Underlying the intimacy-distance paradox is the ‘betrayal of intimacy.’ With reference to Ochoa’s ‘Treason Phenomenon,’ whereby some 70-80% of kidnapping situations arose from information given by someone known to the victim, Professor O’Reilly cites the ‘osmotic paranoia’ pervading Juarez and Tijuana. Even when kidnapping situations are resolved therefore, the victim has to deal with the knowledge that someone that they know has betrayed information that led to them being kidnapped. This is especially precarious when kidnapping can often happen again, to the same victim, in a subsequent attempt to further extort. The intimacy-distance paradox is evident through fatalist familial agreements to not pay ransoms if a single member is caught, in addition to families splitting across the border.

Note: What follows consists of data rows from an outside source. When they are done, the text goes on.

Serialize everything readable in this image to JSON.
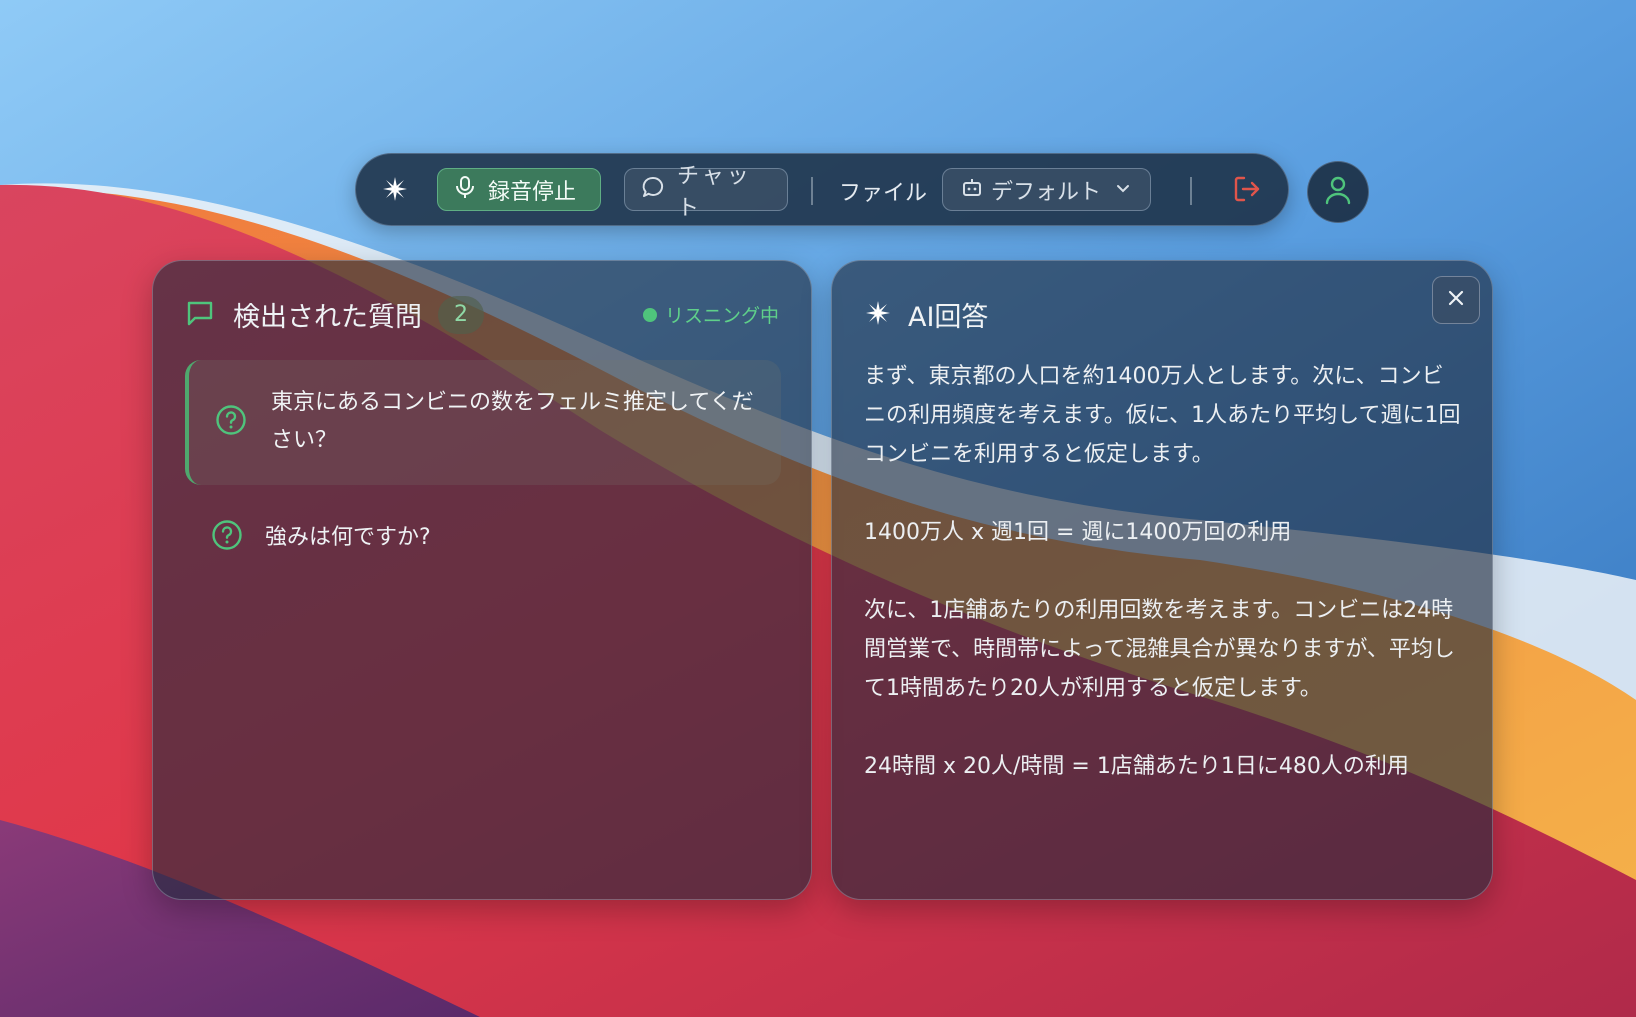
{
  "toolbar": {
    "record_label": "録音停止",
    "chat_label": "チャット",
    "file_label": "ファイル",
    "profile_label": "デフォルト"
  },
  "questions_panel": {
    "title": "検出された質問",
    "count": "2",
    "status": "リスニング中",
    "questions": [
      "東京にあるコンビニの数をフェルミ推定してください？",
      "強みは何ですか?"
    ]
  },
  "answer_panel": {
    "title": "AI回答",
    "paragraphs": [
      "まず、東京都の人口を約1400万人とします。次に、コンビニの利用頻度を考えます。仮に、1人あたり平均して週に1回コンビニを利用すると仮定します。",
      "1400万人 x 週1回 = 週に1400万回の利用",
      "次に、1店舗あたりの利用回数を考えます。コンビニは24時間営業で、時間帯によって混雑具合が異なりますが、平均して1時間あたり20人が利用すると仮定します。",
      "24時間 x 20人/時間 = 1店舗あたり1日に480人の利用"
    ]
  },
  "colors": {
    "accent_green": "#4fc47c",
    "logout_red": "#e0554b"
  },
  "icons": [
    "sparkle-logo-icon",
    "microphone-icon",
    "chat-bubble-icon",
    "robot-icon",
    "chevron-down-icon",
    "logout-icon",
    "user-icon",
    "message-square-icon",
    "question-circle-icon",
    "close-icon"
  ]
}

With reference to the latter, which O’Reilly terms a ‘Transborder Secession,’ local Mexican border elites become elite refugees. In Juarez, for example, it is estimated that 11% of the population left the city, with the majority of those who could leaving for El Paso. Many of this population live in gilded gated communities, enjoying various private security measures and expedited cross-border access. Therefore, O’Reilly notes, a contrasting perspective emerges, whereby despite increasing discussion of the militarisation of the Border and the harm it does to migrants, for a certain class of Mexican elites, they were able to leverage the border to shield themselves from the threat of kidnapping.

This was not without a human toll however; chiefly the loss of intimacy and isolation from familial, community and business relationships. For example, and because many families would move the mother and children to the U.S. side of the border whilst the father stayed behind, there was a notably heavy toll on marriages. There was also the heavy weight of cultural separation and feeling of guilt from abandoning their hometowns. Ultimately, Professor O’Reilly argues, “the cost of security is the reduction of intimacy.”